Hart Memorial Trophy
It may be a long shot, but David Perron deserves consideration as the most valuable player to his team. He has 27 power-play points (ranked 10th in the league) and nine game-winning goals (ranked third in the league).
Perron is tied with Brayden Schenn leading the team in goals with 25. He leads the team in offensive point shares with 5.0 and is first among Blues forwards for overall point shares.
He leads the team in overtime goals and sits one point behind Ryan O’Reilly, who leads the team with 61 points.

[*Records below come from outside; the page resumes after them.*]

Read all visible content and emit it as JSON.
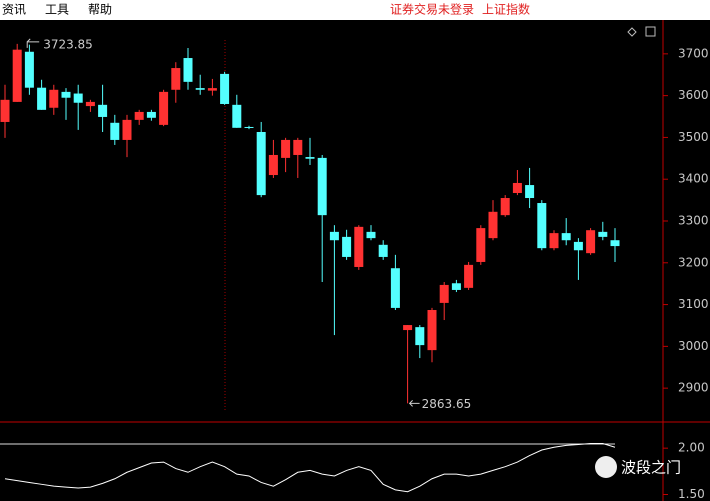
{
  "menu": [
    "资讯",
    "工具",
    "帮助"
  ],
  "status": [
    "证券交易未登录",
    "上证指数"
  ],
  "watermark": "波段之门",
  "chart_data": [
    {
      "type": "candlestick",
      "opens": [
        3537,
        3585,
        3705,
        3619,
        3571,
        3609,
        3605,
        3575,
        3578,
        3535,
        3494,
        3542,
        3561,
        3530,
        3614,
        3690,
        3618,
        3612,
        3652,
        3578,
        3525,
        3513,
        3410,
        3451,
        3458,
        3453,
        3451,
        3274,
        3262,
        3190,
        3274,
        3243,
        3187,
        3039,
        3046,
        2991,
        3104,
        3151,
        3140,
        3202,
        3259,
        3314,
        3367,
        3386,
        3343,
        3235,
        3271,
        3250,
        3223,
        3274,
        3254
      ],
      "highs": [
        3626,
        3723.85,
        3722,
        3638,
        3626,
        3618,
        3626,
        3590,
        3626,
        3554,
        3554,
        3566,
        3566,
        3614,
        3680,
        3714,
        3650,
        3640,
        3657,
        3602,
        3528,
        3537,
        3494,
        3499,
        3499,
        3499,
        3458,
        3290,
        3279,
        3290,
        3290,
        3254,
        3219,
        3051,
        3051,
        3092,
        3154,
        3159,
        3202,
        3290,
        3350,
        3362,
        3422,
        3427,
        3350,
        3278,
        3307,
        3259,
        3283,
        3298,
        3283
      ],
      "lows": [
        3499,
        3585,
        3602,
        3566,
        3554,
        3542,
        3518,
        3561,
        3513,
        3482,
        3453,
        3530,
        3540,
        3527,
        3583,
        3614,
        3602,
        3600,
        3578,
        3523,
        3520,
        3357,
        3403,
        3417,
        3403,
        3434,
        3154,
        3027,
        3207,
        3183,
        3254,
        3207,
        3087,
        2863.65,
        2972,
        2962,
        3063,
        3130,
        3135,
        3195,
        3254,
        3310,
        3362,
        3331,
        3230,
        3230,
        3242,
        3159,
        3219,
        3254,
        3202
      ],
      "closes": [
        3590,
        3710,
        3619,
        3566,
        3614,
        3595,
        3583,
        3585,
        3549,
        3494,
        3542,
        3561,
        3547,
        3609,
        3666,
        3633,
        3614,
        3618,
        3580,
        3523,
        3523,
        3362,
        3458,
        3494,
        3494,
        3449,
        3314,
        3254,
        3214,
        3286,
        3259,
        3214,
        3092,
        3051,
        3003,
        3087,
        3147,
        3135,
        3195,
        3283,
        3322,
        3355,
        3391,
        3355,
        3235,
        3271,
        3254,
        3230,
        3278,
        3262,
        3240
      ],
      "up_color": "#ff3232",
      "down_color": "#54ffff",
      "annotations": [
        "3723.85",
        "2863.65"
      ],
      "ylim": [
        2819,
        3781
      ],
      "yticks": [
        2900,
        3000,
        3100,
        3200,
        3300,
        3400,
        3500,
        3600,
        3700
      ]
    },
    {
      "type": "line",
      "values": [
        1.67,
        1.65,
        1.63,
        1.61,
        1.59,
        1.58,
        1.57,
        1.58,
        1.62,
        1.67,
        1.74,
        1.79,
        1.84,
        1.85,
        1.78,
        1.74,
        1.8,
        1.85,
        1.8,
        1.72,
        1.7,
        1.63,
        1.59,
        1.66,
        1.74,
        1.76,
        1.72,
        1.7,
        1.76,
        1.8,
        1.76,
        1.61,
        1.55,
        1.53,
        1.59,
        1.67,
        1.72,
        1.72,
        1.7,
        1.72,
        1.76,
        1.8,
        1.85,
        1.92,
        1.98,
        2.01,
        2.03,
        2.04,
        2.05,
        2.05,
        2.01
      ],
      "color": "#ffffff",
      "ylim": [
        1.43,
        2.25
      ],
      "yticks": [
        {
          "value": 2,
          "label": "2.00"
        },
        {
          "value": 1.5,
          "label": "1.50"
        }
      ]
    }
  ]
}
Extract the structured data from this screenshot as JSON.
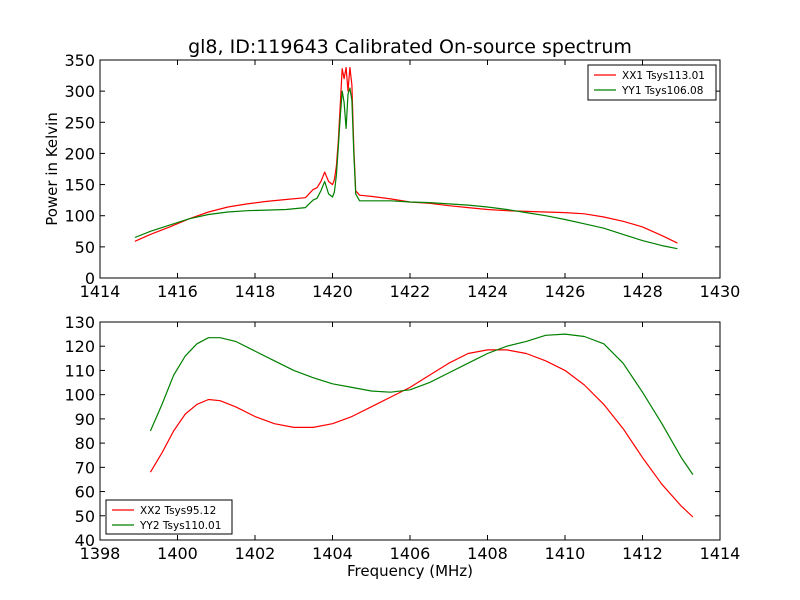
{
  "title": "gl8, ID:119643 Calibrated On-source spectrum",
  "chart_data": [
    {
      "type": "line",
      "ylabel": "Power in Kelvin",
      "xlabel": "",
      "xlim": [
        1414,
        1430
      ],
      "ylim": [
        0,
        350
      ],
      "xticks": [
        1414,
        1416,
        1418,
        1420,
        1422,
        1424,
        1426,
        1428,
        1430
      ],
      "yticks": [
        0,
        50,
        100,
        150,
        200,
        250,
        300,
        350
      ],
      "legend_position": "top-right",
      "series": [
        {
          "name": "XX1 Tsys113.01",
          "color": "#ff0000",
          "x": [
            1414.9,
            1415.3,
            1415.8,
            1416.3,
            1416.8,
            1417.3,
            1417.8,
            1418.3,
            1418.8,
            1419.3,
            1419.5,
            1419.6,
            1419.7,
            1419.8,
            1419.9,
            1420.0,
            1420.05,
            1420.1,
            1420.15,
            1420.2,
            1420.25,
            1420.3,
            1420.35,
            1420.4,
            1420.45,
            1420.5,
            1420.55,
            1420.6,
            1420.7,
            1421.0,
            1421.5,
            1422.0,
            1422.5,
            1423.0,
            1423.5,
            1424.0,
            1424.5,
            1425.0,
            1425.5,
            1426.0,
            1426.5,
            1427.0,
            1427.5,
            1428.0,
            1428.5,
            1428.9
          ],
          "values": [
            59,
            70,
            82,
            95,
            106,
            114,
            119,
            123,
            126,
            129,
            142,
            145,
            155,
            170,
            155,
            150,
            158,
            180,
            220,
            280,
            336,
            320,
            338,
            300,
            338,
            310,
            210,
            140,
            133,
            131,
            127,
            122,
            120,
            116,
            113,
            110,
            108,
            107,
            106,
            105,
            103,
            98,
            91,
            82,
            68,
            56
          ]
        },
        {
          "name": "YY1 Tsys106.08",
          "color": "#008000",
          "x": [
            1414.9,
            1415.3,
            1415.8,
            1416.3,
            1416.8,
            1417.3,
            1417.8,
            1418.3,
            1418.8,
            1419.3,
            1419.5,
            1419.6,
            1419.7,
            1419.8,
            1419.9,
            1420.0,
            1420.05,
            1420.1,
            1420.15,
            1420.2,
            1420.25,
            1420.3,
            1420.35,
            1420.4,
            1420.45,
            1420.5,
            1420.55,
            1420.6,
            1420.7,
            1421.0,
            1421.5,
            1422.0,
            1422.5,
            1423.0,
            1423.5,
            1424.0,
            1424.5,
            1425.0,
            1425.5,
            1426.0,
            1426.5,
            1427.0,
            1427.5,
            1428.0,
            1428.5,
            1428.9
          ],
          "values": [
            65,
            75,
            85,
            95,
            102,
            106,
            108,
            109,
            110,
            113,
            125,
            128,
            140,
            155,
            135,
            130,
            138,
            165,
            210,
            260,
            300,
            282,
            240,
            295,
            305,
            285,
            200,
            135,
            124,
            124,
            124,
            122,
            121,
            119,
            117,
            114,
            110,
            105,
            100,
            94,
            87,
            80,
            70,
            60,
            52,
            47
          ]
        }
      ]
    },
    {
      "type": "line",
      "xlabel": "Frequency (MHz)",
      "ylabel": "",
      "xlim": [
        1398,
        1414
      ],
      "ylim": [
        40,
        130
      ],
      "xticks": [
        1398,
        1400,
        1402,
        1404,
        1406,
        1408,
        1410,
        1412,
        1414
      ],
      "yticks": [
        40,
        50,
        60,
        70,
        80,
        90,
        100,
        110,
        120,
        130
      ],
      "legend_position": "bottom-left",
      "series": [
        {
          "name": "XX2 Tsys95.12",
          "color": "#ff0000",
          "x": [
            1399.3,
            1399.6,
            1399.9,
            1400.2,
            1400.5,
            1400.8,
            1401.1,
            1401.5,
            1402.0,
            1402.5,
            1403.0,
            1403.5,
            1404.0,
            1404.5,
            1405.0,
            1405.5,
            1406.0,
            1406.5,
            1407.0,
            1407.5,
            1408.0,
            1408.5,
            1409.0,
            1409.5,
            1410.0,
            1410.5,
            1411.0,
            1411.5,
            1412.0,
            1412.5,
            1413.0,
            1413.3
          ],
          "values": [
            68,
            76,
            85,
            92,
            96,
            98,
            97.5,
            95,
            91,
            88,
            86.5,
            86.5,
            88,
            91,
            95,
            99,
            103,
            108,
            113,
            117,
            118.5,
            118.5,
            117,
            114,
            110,
            104,
            96,
            86,
            74,
            63,
            54,
            49.5
          ]
        },
        {
          "name": "YY2 Tsys110.01",
          "color": "#008000",
          "x": [
            1399.3,
            1399.6,
            1399.9,
            1400.2,
            1400.5,
            1400.8,
            1401.1,
            1401.5,
            1402.0,
            1402.5,
            1403.0,
            1403.5,
            1404.0,
            1404.5,
            1405.0,
            1405.5,
            1406.0,
            1406.5,
            1407.0,
            1407.5,
            1408.0,
            1408.5,
            1409.0,
            1409.5,
            1410.0,
            1410.5,
            1411.0,
            1411.5,
            1412.0,
            1412.5,
            1413.0,
            1413.3
          ],
          "values": [
            85,
            96,
            108,
            116,
            121,
            123.5,
            123.5,
            122,
            118,
            114,
            110,
            107,
            104.5,
            103,
            101.5,
            101,
            102,
            105,
            109,
            113,
            117,
            120,
            122,
            124.5,
            125,
            124,
            121,
            113,
            101,
            88,
            74,
            67
          ]
        }
      ]
    }
  ]
}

The two have great chemistry on the ice and are key to scoring themselves or setting up scoring chances for their fellow linemates.
Hobey Baker Winner
Scott Perunovich was recently awarded the Hobey Baker Award for the college hockey best player of the year.
Selected 45th overall by the Blues in the 2018 NHL draft, Perunovich agreed to a two-year entry-level contract with the Blues in March.
“The expectation is always a national championship, and I have been fortunate enough to be a part of two of them,” Perunovich told SportsCenter.
“I’m extremely honored and humbled to be this year’s Hobey Baker Award recipient.”
Perunovich plays for the Minnesota-Duluth Bulldogs and was part of their back-to-back NCAA national championships as a freshman and sophomore.
Individual Team Award
Colton Parayko’s 12 points in February equaled as many points in October and November combined. He already posted three points in March before the season was suspended.
Parayko was truly showing his two-way ability as a defenseman. He’s a big presence with an unobstructed view of the ice to defend and set up his teammates or score himself. The addition of Marco Scandella only improved Parayko’s play as the two quickly found chemistry on the ice.
Back on the Ice
Hopefully this pandemic gets controlled quickly and the NHL can resume from where they left off. Other options are already being considered in the case that doesn’t happen.
Whatever the outcome of this season’s pause, Blues players weren’t on the radar for numerous NHL awards. They were playing as a team to defend their Stanley Cup Championship. If life allows, they’ll have the chance to do that within the time frame of this season or at least this year.